Milner retired in 2001, but he did not stop. The π-calculus had been applied to new examples of interaction that he had not anticipated, but he now saw even more. For example, a
“daunting range of concepts [is] needed to understand ubiquitous computing: data provenance, privacy, authorization, trust (among agents), self-awareness, self-management, reconfiguration, failure recovery, goals, beliefs, ..., and the list can be extended much further.”
He embarked enthusiastically on the development of a further model, “a topographical model which aims to provide a theoretical foundation for mobile interactive systems”.

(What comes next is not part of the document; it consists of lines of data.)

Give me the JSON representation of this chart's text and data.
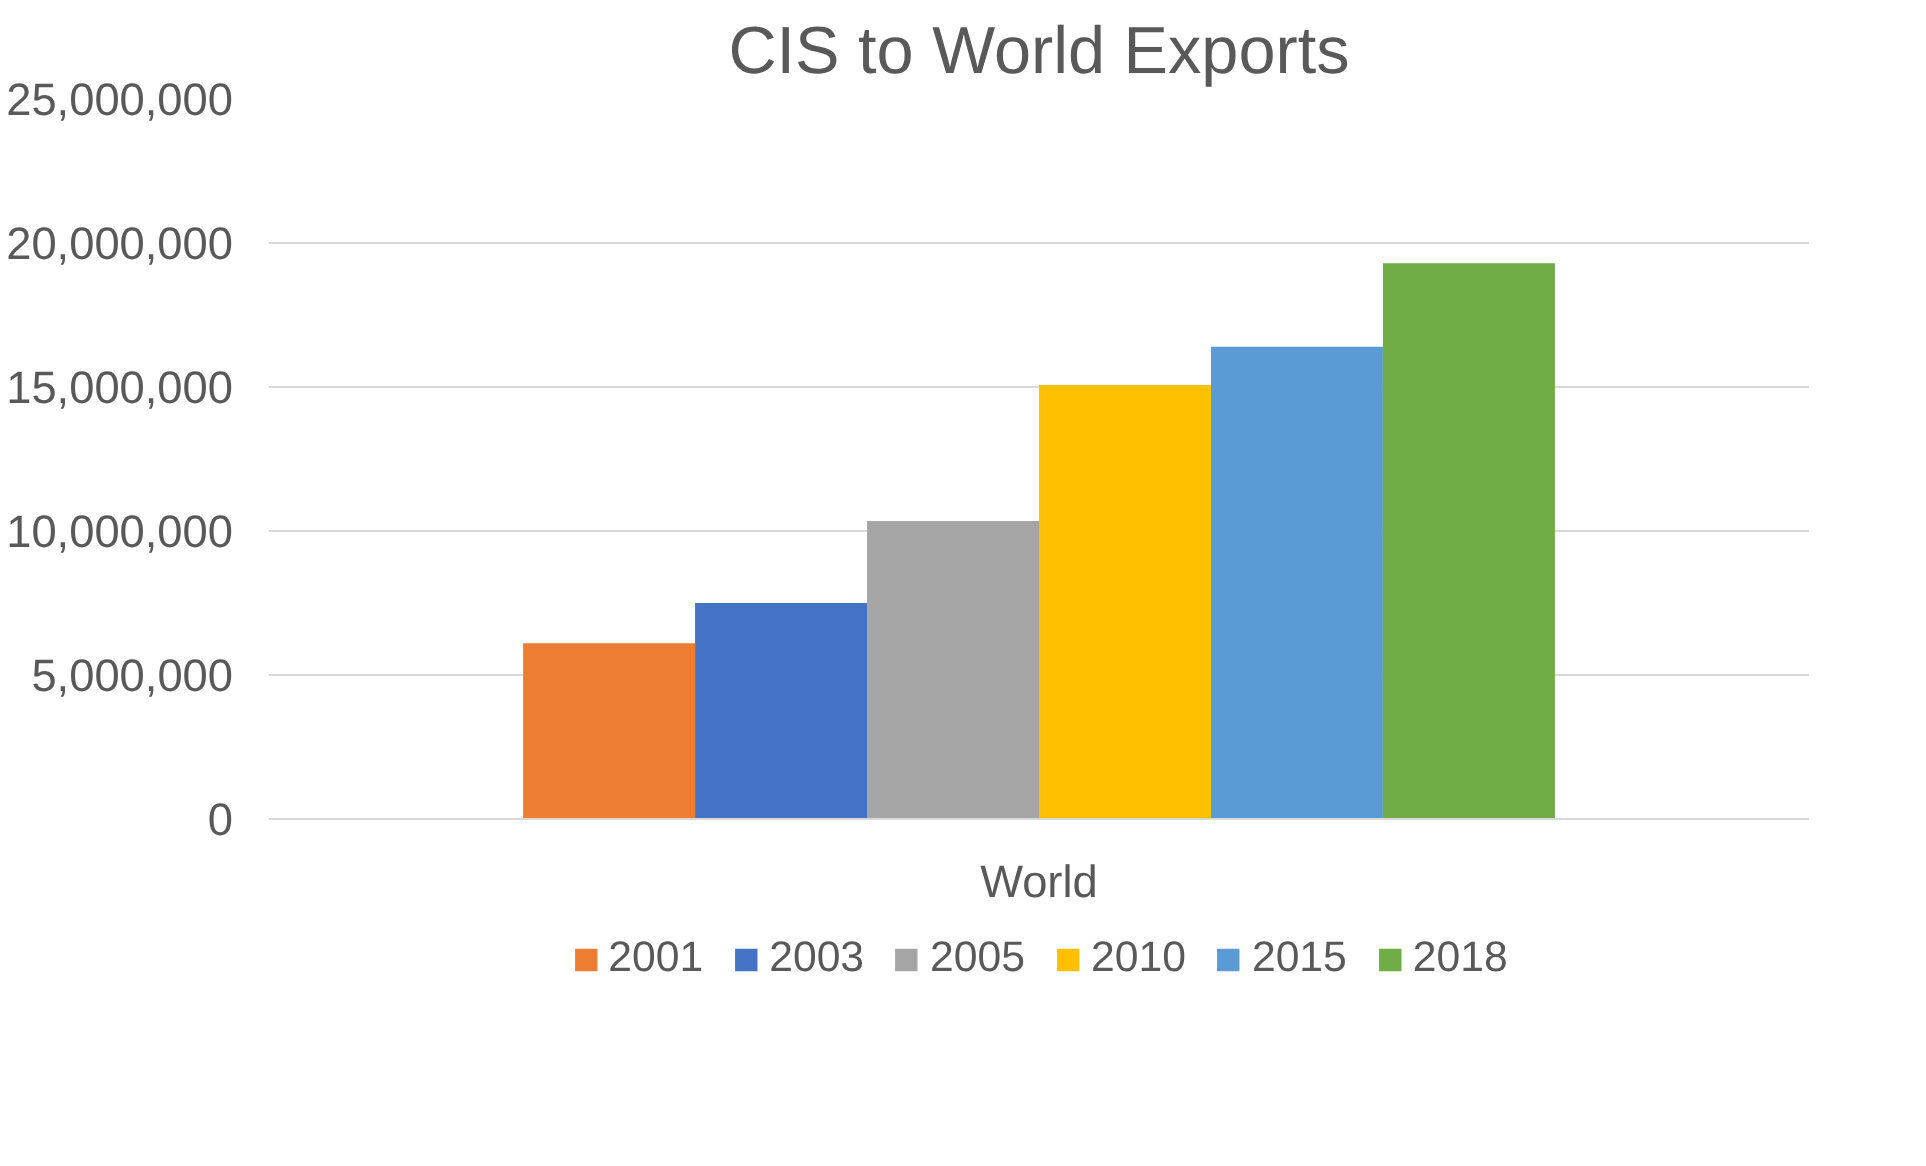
{
  "chart_data": {
    "type": "bar",
    "title": "CIS to World Exports",
    "categories": [
      "World"
    ],
    "series": [
      {
        "name": "2001",
        "color": "#ed7d31",
        "values": [
          6100000
        ]
      },
      {
        "name": "2003",
        "color": "#4472c4",
        "values": [
          7500000
        ]
      },
      {
        "name": "2005",
        "color": "#a5a5a5",
        "values": [
          10350000
        ]
      },
      {
        "name": "2010",
        "color": "#ffc000",
        "values": [
          15070000
        ]
      },
      {
        "name": "2015",
        "color": "#5b9bd5",
        "values": [
          16400000
        ]
      },
      {
        "name": "2018",
        "color": "#70ad47",
        "values": [
          19300000
        ]
      }
    ],
    "ylim": [
      0,
      25000000
    ],
    "yticks": [
      0,
      {
        "value": 5000000,
        "label": "5,000,000"
      },
      {
        "value": 10000000,
        "label": "10,000,000"
      },
      {
        "value": 15000000,
        "label": "15,000,000"
      },
      {
        "value": 20000000,
        "label": "20,000,000"
      },
      {
        "value": 25000000,
        "label": "25,000,000"
      }
    ],
    "grid": "y",
    "legend": "bottom"
  }
}
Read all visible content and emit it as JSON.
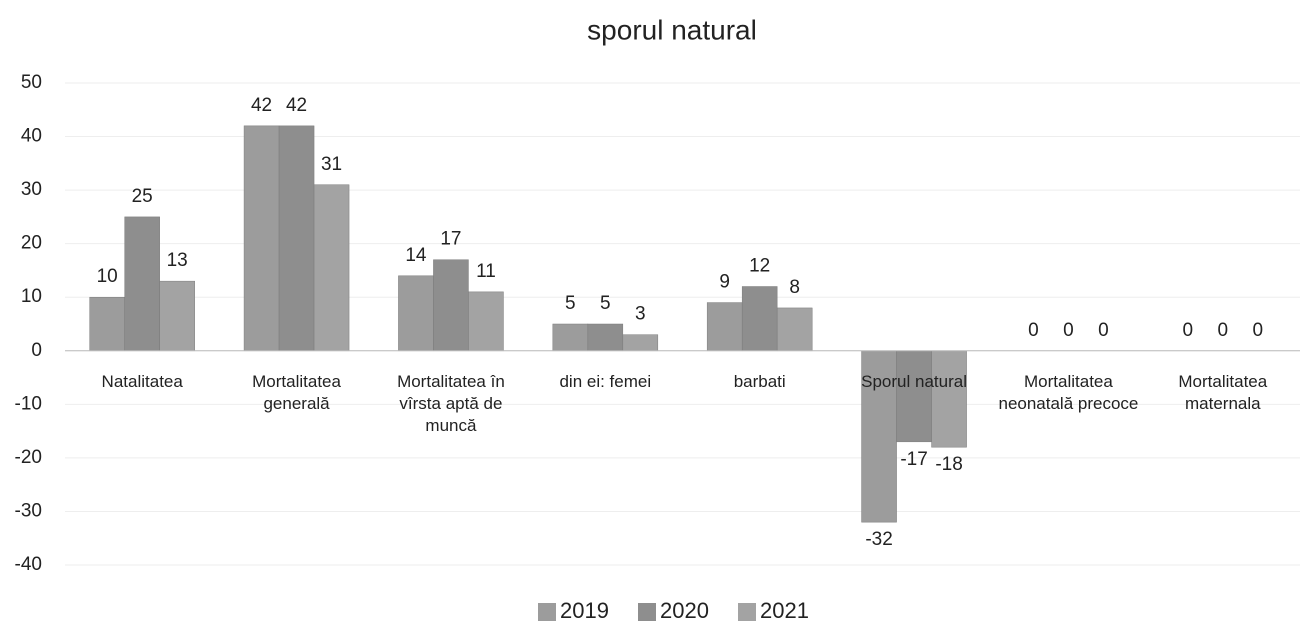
{
  "chart_data": {
    "type": "bar",
    "title": "sporul natural",
    "categories": [
      "Natalitatea",
      "Mortalitatea generală",
      "Mortalitatea în vîrsta aptă de muncă",
      "din ei: femei",
      "barbati",
      "Sporul natural",
      "Mortalitatea neonatală precoce",
      "Mortalitatea maternala"
    ],
    "series": [
      {
        "name": "2019",
        "color": "#9c9c9c",
        "values": [
          10,
          42,
          14,
          5,
          9,
          -32,
          0,
          0
        ]
      },
      {
        "name": "2020",
        "color": "#8e8e8e",
        "values": [
          25,
          42,
          17,
          5,
          12,
          -17,
          0,
          0
        ]
      },
      {
        "name": "2021",
        "color": "#a3a3a3",
        "values": [
          13,
          31,
          11,
          3,
          8,
          -18,
          0,
          0
        ]
      }
    ],
    "ylim": [
      -40,
      50
    ],
    "yticks": [
      -40,
      -30,
      -20,
      -10,
      0,
      10,
      20,
      30,
      40,
      50
    ],
    "grid": true,
    "legend": "bottom"
  }
}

This ambitious enterprise led to the “bigraphical" model reported in his final book, The Space and Motion of Communicating Agents  in 2009. In it Milner seeks to account for agents with locality and connectivity that may be reconfigured through motion (placing) and interaction (linking). His goal is to model “not only interactive behavior among artificial agents, but also interaction with and among natural agents. Ultimately our informatic modelling should merge with, and enrich, natural science.”
Bigraphs model the concurrent and interactive behaviors of mobile communicating agents. Applications include computational systems biology, where the agents include genes and proteins, and the internet, where the agents include people, computers, and programs. Like Milner's earlier work, this is destined to have far-reaching and profound significance, both within computer science and beyond.
He was interviewed as ‘Geek of the Week’ just a few weeks before his death, and said, of his work on bigraphs,
I would dearly love to follow this kind of work through to the front line of design and experience, but I don't think I'll be around for long enough. I'm making up for it by listening and talking to those who will be!
Robin’s listening and talking stimulated various groups to work on bigraphical programming languages, and on the application of bigraphs to model natural systems. He returned part time to a chair at Edinburgh, still full of plans and projects for the future, when he died of a heart attack on 20th March 2010, just a few days after the funeral of his beloved wife Lucy.